2 teaspoons vegetable oil
¾ cup gluten-free all-purpose baking flour
¾ cup cornstarch
⅔ cup lukewarm water
2 tablespoons nonfat dry milk powder
1 (.25 ounce) package active dry yeast
1 ½ teaspoons cider vinegar
1 teaspoon salt
1 teaspoon unflavored gelatin powder
½ teaspoon agave nectar

Nutrition Info

219.9 calories
carbohydrate: 43.9 g
cholesterol: 0.7 mg
fat: 3.2 g
fiber: 3.2 g
protein: 5.1 g
saturatedFat: 0.4 g
servingSize: -
sodium: 606.6 mg
sugar: 3.4 g
transFat: : -
unsaturatedFat: : -

Directions

  1. Preheat oven to 400 degrees F (200 degrees C). Line pizza pan with aluminum foil, grease with vegetable oil.

  2. Combine flour, cornstarch, water, dry milk powder, yeast, vinegar, salt, gelatin, and agave nectar in the bowl of a stand mixer fitted with the paddle attachment, mix on medium speed until combined and dough is very runny, about 3 minutes.

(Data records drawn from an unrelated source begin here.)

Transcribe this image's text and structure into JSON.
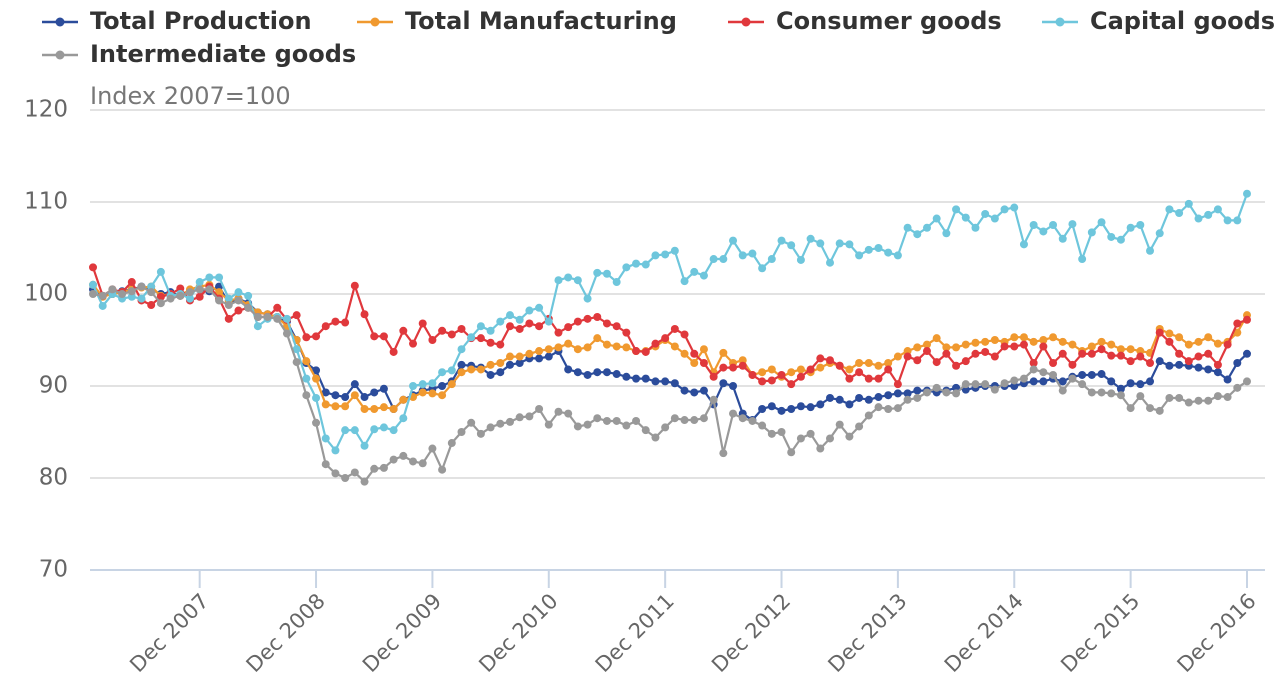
{
  "chart_data": {
    "type": "line",
    "subtitle": "Index 2007=100",
    "categories": [
      null,
      null,
      null,
      null,
      null,
      null,
      null,
      null,
      null,
      null,
      null,
      "Dec 2007",
      null,
      null,
      null,
      null,
      null,
      null,
      null,
      null,
      null,
      null,
      null,
      "Dec 2008",
      null,
      null,
      null,
      null,
      null,
      null,
      null,
      null,
      null,
      null,
      null,
      "Dec 2009",
      null,
      null,
      null,
      null,
      null,
      null,
      null,
      null,
      null,
      null,
      null,
      "Dec 2010",
      null,
      null,
      null,
      null,
      null,
      null,
      null,
      null,
      null,
      null,
      null,
      "Dec 2011",
      null,
      null,
      null,
      null,
      null,
      null,
      null,
      null,
      null,
      null,
      null,
      "Dec 2012",
      null,
      null,
      null,
      null,
      null,
      null,
      null,
      null,
      null,
      null,
      null,
      "Dec 2013",
      null,
      null,
      null,
      null,
      null,
      null,
      null,
      null,
      null,
      null,
      null,
      "Dec 2014",
      null,
      null,
      null,
      null,
      null,
      null,
      null,
      null,
      null,
      null,
      null,
      "Dec 2015",
      null,
      null,
      null,
      null,
      null,
      null,
      null,
      null,
      null,
      null,
      null,
      "Dec 2016"
    ],
    "ylim": [
      70,
      120
    ],
    "yticks": [
      70,
      80,
      90,
      100,
      110,
      120
    ],
    "grid": true,
    "series": [
      {
        "name": "Total Production",
        "color": "#2b4c9b",
        "values": [
          100.5,
          99.8,
          100,
          100.3,
          100.5,
          100.8,
          100.5,
          100,
          100.2,
          99.8,
          100.3,
          100.5,
          100.3,
          100.8,
          99,
          99.5,
          99,
          98,
          97.8,
          97.5,
          97,
          95,
          92.5,
          91.7,
          89.3,
          89,
          88.8,
          90.2,
          88.8,
          89.3,
          89.7,
          87.5,
          88.5,
          89,
          89.5,
          89.7,
          90,
          90.5,
          92.3,
          92.2,
          92,
          91.2,
          91.5,
          92.3,
          92.5,
          93,
          93,
          93.2,
          93.8,
          91.8,
          91.5,
          91.2,
          91.5,
          91.5,
          91.3,
          91,
          90.8,
          90.8,
          90.5,
          90.5,
          90.3,
          89.5,
          89.3,
          89.5,
          88,
          90.3,
          90,
          87,
          86.3,
          87.5,
          87.8,
          87.3,
          87.5,
          87.8,
          87.7,
          88,
          88.7,
          88.5,
          88,
          88.7,
          88.5,
          88.8,
          89,
          89.2,
          89.2,
          89.5,
          89.5,
          89.3,
          89.5,
          89.8,
          89.6,
          89.8,
          90,
          90,
          90,
          90,
          90.3,
          90.5,
          90.5,
          90.8,
          90.5,
          91,
          91.2,
          91.2,
          91.3,
          90.5,
          89.7,
          90.3,
          90.2,
          90.5,
          92.7,
          92.2,
          92.3,
          92.2,
          92,
          91.8,
          91.5,
          90.7,
          92.5,
          93.5
        ]
      },
      {
        "name": "Total Manufacturing",
        "color": "#f0992f",
        "values": [
          101,
          99.7,
          100,
          100.2,
          100.5,
          100.7,
          100.8,
          99.8,
          100,
          99.8,
          100.5,
          100.8,
          101,
          100.2,
          99.3,
          99.5,
          98.8,
          98,
          97.8,
          97.5,
          96.5,
          95,
          92.7,
          90.8,
          88,
          87.8,
          87.8,
          89,
          87.5,
          87.5,
          87.7,
          87.5,
          88.5,
          88.8,
          89.3,
          89.2,
          89,
          90.2,
          91.5,
          91.8,
          91.8,
          92.3,
          92.5,
          93.2,
          93.2,
          93.5,
          93.8,
          94,
          94.2,
          94.6,
          94,
          94.2,
          95.2,
          94.5,
          94.3,
          94.2,
          93.8,
          93.8,
          94.3,
          95,
          94.3,
          93.5,
          92.5,
          94,
          91.5,
          93.6,
          92.5,
          92.8,
          91.2,
          91.5,
          91.8,
          91,
          91.5,
          91.8,
          91.5,
          92,
          92.5,
          92.2,
          91.8,
          92.5,
          92.5,
          92.2,
          92.5,
          93.2,
          93.8,
          94.2,
          94.5,
          95.2,
          94.2,
          94.2,
          94.5,
          94.7,
          94.8,
          95,
          94.8,
          95.3,
          95.3,
          94.8,
          95,
          95.3,
          94.8,
          94.5,
          93.8,
          94.3,
          94.8,
          94.5,
          94,
          94,
          93.8,
          93.6,
          96.2,
          95.7,
          95.3,
          94.5,
          94.8,
          95.3,
          94.6,
          94.8,
          95.8,
          97.7
        ]
      },
      {
        "name": "Consumer goods",
        "color": "#e0383c",
        "values": [
          102.9,
          99.8,
          100.5,
          100.2,
          101.3,
          99.3,
          98.8,
          99.7,
          100,
          100.6,
          99.3,
          99.7,
          100.8,
          99.5,
          97.3,
          98.2,
          98.5,
          97.5,
          97.5,
          98.5,
          97.2,
          97.7,
          95.3,
          95.4,
          96.5,
          97,
          96.9,
          100.9,
          97.8,
          95.4,
          95.4,
          93.7,
          96,
          94.6,
          96.8,
          95,
          96,
          95.6,
          96.2,
          95.2,
          95.2,
          94.7,
          94.5,
          96.5,
          96.2,
          96.8,
          96.5,
          97.3,
          95.8,
          96.4,
          97,
          97.3,
          97.5,
          96.8,
          96.5,
          95.8,
          93.8,
          93.7,
          94.6,
          95.2,
          96.2,
          95.6,
          93.5,
          92.5,
          91,
          92,
          92,
          92.2,
          91.2,
          90.5,
          90.6,
          91.2,
          90.2,
          91,
          91.8,
          93,
          92.8,
          92.2,
          90.8,
          91.5,
          90.8,
          90.8,
          91.8,
          90.2,
          93.2,
          92.8,
          93.8,
          92.6,
          93.5,
          92.2,
          92.7,
          93.5,
          93.7,
          93.2,
          94.3,
          94.3,
          94.5,
          92.5,
          94.3,
          92.5,
          93.5,
          92.3,
          93.5,
          93.5,
          94,
          93.3,
          93.3,
          92.7,
          93.2,
          92.5,
          95.8,
          94.8,
          93.5,
          92.7,
          93.2,
          93.5,
          92.3,
          94.5,
          96.8,
          97.2
        ]
      },
      {
        "name": "Capital goods",
        "color": "#6ec6dc",
        "values": [
          101,
          98.7,
          100,
          99.5,
          99.7,
          99.5,
          100.8,
          102.4,
          99.8,
          100,
          99.5,
          101.3,
          101.8,
          101.8,
          99.5,
          100.2,
          99.8,
          96.5,
          97.3,
          97.5,
          97.3,
          94,
          90.8,
          88.7,
          84.3,
          83,
          85.2,
          85.2,
          83.5,
          85.3,
          85.5,
          85.2,
          86.5,
          90,
          90.2,
          90.3,
          91.5,
          91.7,
          94,
          95.3,
          96.5,
          96,
          97,
          97.7,
          97.2,
          98.2,
          98.5,
          97,
          101.5,
          101.8,
          101.5,
          99.5,
          102.3,
          102.2,
          101.3,
          102.9,
          103.3,
          103.2,
          104.2,
          104.3,
          104.7,
          101.4,
          102.4,
          102,
          103.8,
          103.8,
          105.8,
          104.2,
          104.4,
          102.8,
          103.8,
          105.8,
          105.3,
          103.7,
          106,
          105.5,
          103.4,
          105.5,
          105.4,
          104.2,
          104.8,
          105,
          104.5,
          104.2,
          107.2,
          106.5,
          107.2,
          108.2,
          106.6,
          109.2,
          108.3,
          107.2,
          108.7,
          108.2,
          109.2,
          109.4,
          105.4,
          107.5,
          106.8,
          107.5,
          106,
          107.6,
          103.8,
          106.7,
          107.8,
          106.2,
          105.9,
          107.2,
          107.5,
          104.7,
          106.6,
          109.2,
          108.8,
          109.8,
          108.2,
          108.6,
          109.2,
          108,
          108,
          110.9
        ]
      },
      {
        "name": "Intermediate goods",
        "color": "#999999",
        "values": [
          100,
          99.8,
          100.5,
          100,
          100.3,
          100.8,
          100.2,
          99,
          99.5,
          99.8,
          100.2,
          100.5,
          100.5,
          99.3,
          98.8,
          99.3,
          98.5,
          97.5,
          97.5,
          97.3,
          95.7,
          92.6,
          89,
          86,
          81.5,
          80.5,
          80,
          80.6,
          79.6,
          81,
          81.1,
          82,
          82.4,
          81.8,
          81.6,
          83.2,
          80.9,
          83.8,
          85,
          86,
          84.8,
          85.5,
          85.9,
          86.1,
          86.6,
          86.7,
          87.5,
          85.8,
          87.2,
          87,
          85.6,
          85.8,
          86.5,
          86.2,
          86.2,
          85.7,
          86.2,
          85.2,
          84.4,
          85.5,
          86.5,
          86.3,
          86.3,
          86.5,
          88.5,
          82.7,
          87,
          86.5,
          86.2,
          85.7,
          84.8,
          85,
          82.8,
          84.3,
          84.8,
          83.2,
          84.3,
          85.8,
          84.5,
          85.6,
          86.8,
          87.7,
          87.5,
          87.6,
          88.5,
          88.7,
          89.3,
          89.8,
          89.3,
          89.2,
          90.2,
          90.2,
          90.2,
          89.6,
          90.3,
          90.6,
          90.8,
          91.8,
          91.5,
          91.2,
          89.5,
          90.8,
          90.2,
          89.3,
          89.3,
          89.2,
          89,
          87.6,
          88.9,
          87.6,
          87.3,
          88.7,
          88.7,
          88.2,
          88.4,
          88.4,
          88.9,
          88.8,
          89.8,
          90.5
        ]
      }
    ]
  }
}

  3. Spread dough over lined pizza pan with wet fingers.

  4. Bake in the preheated oven until the underside of the crust is golden brown, about 10 minutes. Remove from oven, flip it on the pizza pan. Remove aluminum foil.

Recipe Yield

1 12-inch pizza crust

Recipe Note

After going gluten free, I was craving pizza and couldn't find a crust that tasted good. This one tastes great! It's the result of many experiments. Even my 6-year-old daughter who usually won't touch gluten-free foods, asks me to make it.